Weidner told the jury last week the Suen matter never should have gone to trial, blaming Adelson for not settling outside of legal proceedings.
The 2008 courtroom airing of the company’s 2002 internal and external maneuvers — by which Las Vegas Sands gained a piece of the gaming concession Macau originally awarded to Galaxy Entertainment — angered Chinese and Macau officials.
It was speculated that the 2008 government restrictions placed on residents of Mainland China for entry into Macau were meant to punish Las Vegas Sands, which relied on mass market business at The Venetian Macau.
Weidner all but confirmed those rumors last week, saying the first Suen trial “was injurious to relationships with China.” He also told jurors he “lost confidence in (Adelson’s) decision making.”
During Weidner’s first 30 minutes as a witness, he described details of his departure that had never before been made public. He also outlined events surrounding the company’s near financial collapse in October 2008 that were not complimentary of Adelson.
Weidner also told jurors that he left an estimated $20 million to $60 million in stock options on the table when he left Las Vegas Sands because he wouldn’t sign a nondisparagement clause that Adelson tried to slip into his separation agreement.
Weidner wanted to resign but Adelson fired him, nullifying the agreement.
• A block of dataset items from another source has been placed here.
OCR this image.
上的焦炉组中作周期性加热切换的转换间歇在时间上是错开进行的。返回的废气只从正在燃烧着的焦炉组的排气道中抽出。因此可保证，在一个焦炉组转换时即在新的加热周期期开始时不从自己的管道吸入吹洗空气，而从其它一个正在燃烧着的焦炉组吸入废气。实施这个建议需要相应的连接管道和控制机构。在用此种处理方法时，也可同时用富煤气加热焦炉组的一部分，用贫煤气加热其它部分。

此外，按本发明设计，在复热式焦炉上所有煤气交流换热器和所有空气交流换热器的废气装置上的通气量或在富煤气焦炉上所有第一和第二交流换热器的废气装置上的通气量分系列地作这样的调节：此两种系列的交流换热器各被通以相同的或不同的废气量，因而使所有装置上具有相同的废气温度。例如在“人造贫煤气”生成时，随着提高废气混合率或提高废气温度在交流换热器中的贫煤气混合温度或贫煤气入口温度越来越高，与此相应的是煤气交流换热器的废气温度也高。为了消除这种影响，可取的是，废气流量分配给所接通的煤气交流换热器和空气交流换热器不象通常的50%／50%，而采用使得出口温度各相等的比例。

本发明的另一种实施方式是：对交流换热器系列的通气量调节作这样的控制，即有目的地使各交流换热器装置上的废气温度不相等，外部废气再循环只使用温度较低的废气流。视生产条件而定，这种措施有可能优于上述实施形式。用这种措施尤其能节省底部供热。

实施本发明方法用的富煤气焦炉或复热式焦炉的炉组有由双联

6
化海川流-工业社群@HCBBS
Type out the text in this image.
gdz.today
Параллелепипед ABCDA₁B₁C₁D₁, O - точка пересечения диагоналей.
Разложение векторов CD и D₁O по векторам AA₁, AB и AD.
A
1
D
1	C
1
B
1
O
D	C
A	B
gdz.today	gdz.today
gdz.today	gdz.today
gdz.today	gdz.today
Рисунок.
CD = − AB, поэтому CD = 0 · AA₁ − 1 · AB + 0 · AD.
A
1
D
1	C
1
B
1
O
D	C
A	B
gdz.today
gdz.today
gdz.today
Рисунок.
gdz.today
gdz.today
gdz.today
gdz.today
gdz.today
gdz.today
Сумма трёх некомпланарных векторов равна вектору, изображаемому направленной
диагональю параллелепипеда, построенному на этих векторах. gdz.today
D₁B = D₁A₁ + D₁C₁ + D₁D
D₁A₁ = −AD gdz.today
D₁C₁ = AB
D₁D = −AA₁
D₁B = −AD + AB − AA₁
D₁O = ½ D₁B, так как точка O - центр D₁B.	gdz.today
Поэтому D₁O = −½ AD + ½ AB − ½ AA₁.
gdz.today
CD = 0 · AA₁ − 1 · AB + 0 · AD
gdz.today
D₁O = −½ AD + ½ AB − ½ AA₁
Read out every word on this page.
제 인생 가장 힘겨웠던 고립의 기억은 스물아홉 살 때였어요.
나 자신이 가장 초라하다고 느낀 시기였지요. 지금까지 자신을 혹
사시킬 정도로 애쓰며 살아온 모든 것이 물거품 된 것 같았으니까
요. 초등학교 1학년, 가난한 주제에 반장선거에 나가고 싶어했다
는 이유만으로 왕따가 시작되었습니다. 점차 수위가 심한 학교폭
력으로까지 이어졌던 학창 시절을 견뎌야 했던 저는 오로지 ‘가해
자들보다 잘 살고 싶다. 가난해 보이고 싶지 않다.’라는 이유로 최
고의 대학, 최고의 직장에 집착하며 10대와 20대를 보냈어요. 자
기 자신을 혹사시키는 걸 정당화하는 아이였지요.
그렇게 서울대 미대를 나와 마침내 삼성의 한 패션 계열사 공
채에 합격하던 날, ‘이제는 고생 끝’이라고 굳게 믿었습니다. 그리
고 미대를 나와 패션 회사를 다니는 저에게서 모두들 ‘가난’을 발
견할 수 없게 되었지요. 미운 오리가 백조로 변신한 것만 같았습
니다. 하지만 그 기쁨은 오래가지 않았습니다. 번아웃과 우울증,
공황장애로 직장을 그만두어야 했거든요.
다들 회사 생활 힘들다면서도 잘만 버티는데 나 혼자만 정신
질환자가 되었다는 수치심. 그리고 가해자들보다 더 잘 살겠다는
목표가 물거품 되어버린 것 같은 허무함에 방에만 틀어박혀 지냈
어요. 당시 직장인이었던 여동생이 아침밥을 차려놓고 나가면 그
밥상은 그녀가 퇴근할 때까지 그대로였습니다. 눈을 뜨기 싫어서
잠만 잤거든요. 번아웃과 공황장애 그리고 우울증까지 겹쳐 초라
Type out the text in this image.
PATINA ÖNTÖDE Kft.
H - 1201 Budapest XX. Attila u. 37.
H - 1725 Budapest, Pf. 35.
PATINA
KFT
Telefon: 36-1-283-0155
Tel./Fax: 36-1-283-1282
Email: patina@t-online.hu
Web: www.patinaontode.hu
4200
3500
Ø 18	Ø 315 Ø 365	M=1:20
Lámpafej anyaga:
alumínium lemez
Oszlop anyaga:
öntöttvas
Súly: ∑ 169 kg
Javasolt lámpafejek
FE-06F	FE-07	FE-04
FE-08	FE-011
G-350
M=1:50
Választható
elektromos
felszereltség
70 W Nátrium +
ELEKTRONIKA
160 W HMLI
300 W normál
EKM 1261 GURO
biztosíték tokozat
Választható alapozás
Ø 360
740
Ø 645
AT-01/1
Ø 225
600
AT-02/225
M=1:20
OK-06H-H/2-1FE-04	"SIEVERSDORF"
He told the jury life was too short to be angry forever, which is why he didn’t file a lawsuit to recover some of his severance.
Weidner was Adelson’s right hand in the development of Las Vegas Sands. His team — the same group behind Global Gaming Asset Management — built The Venetian and Palazzo on the Strip, the Sands Macau and The Venetian Macau, and participated in the initial development of the Marina Bay Sands in Singapore.
We won’t know until the case goes to the jury whether Weidner’s comments about Adelson, unhindered by employment obligations or nondisparagement clauses, carry any weight in the eventual verdict.
Weidner, however, will probably be traveling.